Cinnamon is one of those full-bodied fragrant exotic spices that conjures up wonderful memories of baking cookies and apple pies with my Grandma Alice. It’s one of the oldest spices known and has been used for millennia as a medicine. Cinnamon is a tree bark and an excellent source of manganese, which you need for forming skin, bone, and cartilage and regulating blood sugar. It is also a very good source of fiber, iron, and calcium. One tablespoon of cinnamon has only eighteen calories and just ½ tsp a day can have an effect.


In reading about cinnamon, I discovered there are two most common commercially produced varieties: Ceylon Cinnamon (more woody with several layers and brown in color) called “true” cinnamon which primarily comes from Sri Lanka . . .


and Cassia Cinnamon (hard stick with, one thick layer, and reddish in color) which comes from China, Vietnam and Indonesia. Both varieties of cinnamon have similar health benefits and nutritional content. However, Cassia contains a higher level of coumarin, which may cause liver damage in high quantities. Thus, health officials recommend Ceylon cinnamon as a healthier alternative.

The kind I had been using for years; and the kind you most likely buy in your local grocery store as well, is Cassia Cinnamon, not Ceylon Cinnamon. 4602335034_0dde1b991f_z

So, since I love cinnamon – A LOT – and use it – A LOT – I found that I could easily purchase Ceylon Cinnamon online from Amazon.com.

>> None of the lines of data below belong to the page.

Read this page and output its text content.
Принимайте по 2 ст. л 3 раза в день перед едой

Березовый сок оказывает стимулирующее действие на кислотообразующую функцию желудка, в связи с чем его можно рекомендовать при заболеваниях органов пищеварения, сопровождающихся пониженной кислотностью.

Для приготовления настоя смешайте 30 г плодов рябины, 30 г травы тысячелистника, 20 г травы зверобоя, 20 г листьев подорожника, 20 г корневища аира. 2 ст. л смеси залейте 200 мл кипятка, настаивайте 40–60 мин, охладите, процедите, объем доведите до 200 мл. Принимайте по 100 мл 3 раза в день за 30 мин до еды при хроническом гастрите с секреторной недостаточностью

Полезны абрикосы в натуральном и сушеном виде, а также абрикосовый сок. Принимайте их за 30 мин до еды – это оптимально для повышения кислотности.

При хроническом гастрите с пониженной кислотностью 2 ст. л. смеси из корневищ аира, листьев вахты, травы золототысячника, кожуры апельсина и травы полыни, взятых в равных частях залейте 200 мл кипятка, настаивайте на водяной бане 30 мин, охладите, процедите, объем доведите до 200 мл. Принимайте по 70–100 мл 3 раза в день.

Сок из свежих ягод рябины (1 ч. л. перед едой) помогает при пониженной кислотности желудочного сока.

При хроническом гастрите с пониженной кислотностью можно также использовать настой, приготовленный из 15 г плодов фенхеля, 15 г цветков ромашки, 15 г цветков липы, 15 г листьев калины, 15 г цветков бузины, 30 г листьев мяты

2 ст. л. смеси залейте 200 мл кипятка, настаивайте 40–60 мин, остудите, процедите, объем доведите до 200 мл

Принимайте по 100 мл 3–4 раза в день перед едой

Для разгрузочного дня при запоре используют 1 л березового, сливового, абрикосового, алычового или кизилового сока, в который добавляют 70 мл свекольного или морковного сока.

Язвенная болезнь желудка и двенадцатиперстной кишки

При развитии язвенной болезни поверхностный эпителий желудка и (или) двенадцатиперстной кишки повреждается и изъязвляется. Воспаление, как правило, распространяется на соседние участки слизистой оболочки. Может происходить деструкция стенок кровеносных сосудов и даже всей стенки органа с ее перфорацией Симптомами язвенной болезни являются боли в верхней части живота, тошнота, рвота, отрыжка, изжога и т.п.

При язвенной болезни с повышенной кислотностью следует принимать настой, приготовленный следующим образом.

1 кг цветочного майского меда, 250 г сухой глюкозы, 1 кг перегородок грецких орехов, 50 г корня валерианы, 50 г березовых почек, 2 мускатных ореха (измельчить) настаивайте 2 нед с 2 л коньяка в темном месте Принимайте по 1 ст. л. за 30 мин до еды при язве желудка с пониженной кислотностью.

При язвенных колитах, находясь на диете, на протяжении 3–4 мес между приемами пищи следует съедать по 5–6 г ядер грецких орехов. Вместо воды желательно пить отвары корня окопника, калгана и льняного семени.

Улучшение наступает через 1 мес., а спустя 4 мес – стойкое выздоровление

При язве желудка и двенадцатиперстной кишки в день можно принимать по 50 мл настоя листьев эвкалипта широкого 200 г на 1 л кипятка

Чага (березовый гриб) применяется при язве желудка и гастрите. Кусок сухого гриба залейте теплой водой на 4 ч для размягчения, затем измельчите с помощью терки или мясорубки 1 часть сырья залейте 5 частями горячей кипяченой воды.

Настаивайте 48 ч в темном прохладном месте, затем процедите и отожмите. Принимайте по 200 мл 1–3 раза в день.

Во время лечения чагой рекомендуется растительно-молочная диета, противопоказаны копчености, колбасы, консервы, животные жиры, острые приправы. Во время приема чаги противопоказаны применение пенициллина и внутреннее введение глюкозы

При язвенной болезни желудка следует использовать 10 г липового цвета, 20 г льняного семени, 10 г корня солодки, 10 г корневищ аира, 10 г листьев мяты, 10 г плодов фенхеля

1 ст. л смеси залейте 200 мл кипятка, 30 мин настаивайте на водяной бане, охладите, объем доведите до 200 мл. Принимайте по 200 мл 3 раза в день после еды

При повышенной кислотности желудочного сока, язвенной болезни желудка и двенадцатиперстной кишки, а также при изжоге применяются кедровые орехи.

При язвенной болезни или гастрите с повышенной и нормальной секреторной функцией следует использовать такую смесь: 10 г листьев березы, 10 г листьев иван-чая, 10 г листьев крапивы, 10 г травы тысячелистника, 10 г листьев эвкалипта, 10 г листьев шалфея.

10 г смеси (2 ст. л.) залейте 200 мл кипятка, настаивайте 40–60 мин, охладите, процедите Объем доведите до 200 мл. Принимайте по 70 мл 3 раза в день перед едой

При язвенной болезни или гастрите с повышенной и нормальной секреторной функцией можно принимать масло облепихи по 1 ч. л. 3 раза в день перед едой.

So here are some benefits of cinnamon:

  • Cinnamon can lower can lower your bad cholesterol (or LDL).

  • Cinnamon seems to enhance the satiety center in your brain – that group of cells in the hypothalamus that suppresses your desire for food when stimulated.

  • Cinnamon can help stabilize blood sugar (which is great for weight loss).

  • Cinnamon may help treat Type 2 Diabetes by lowering blood sugar levels and increasing the amount of insulin production in the body. People with normal blood sugar have a slower than usual blood sugar rise after eating a dessert with cinnamon.

  • Cinnamon has antifungal properties, and it’s been said that candida cannot live in a cinnamon environment.

  • Cinnamon can reduce the proliferation of leukemia and lymphoma cancer cells.

  • In a study at Copenhagen University, patients given half a teaspoon of cinnamon powder combined with one tablespoon of honey every morning before breakfast had significant relief in arthritis pain after one week and could walk without pain within one month.

  • Cinnamon has an anti-clotting effect on the blood.

  • When added to food, cinnamon inhibits bacterial growth and food spoilage, making it a natural food preservative.

  • Just smelling cinnamon boosts cognitive function and memory.

  • Cinnamon fights the E. coli bacteria in unpasteurized juices.

  • Cinnamon has been found to be an effective natural remedy for eliminating headaches and migraine relief.

So, it doesn’t take much to get in 1/2 tsp a day! A couple of dashes is all it takes! So besides using it in your baking … sprinkle it on your oatmeal, on your whole grain toast, on your rice pudding, into your coffee or tea or add it to your smoothie.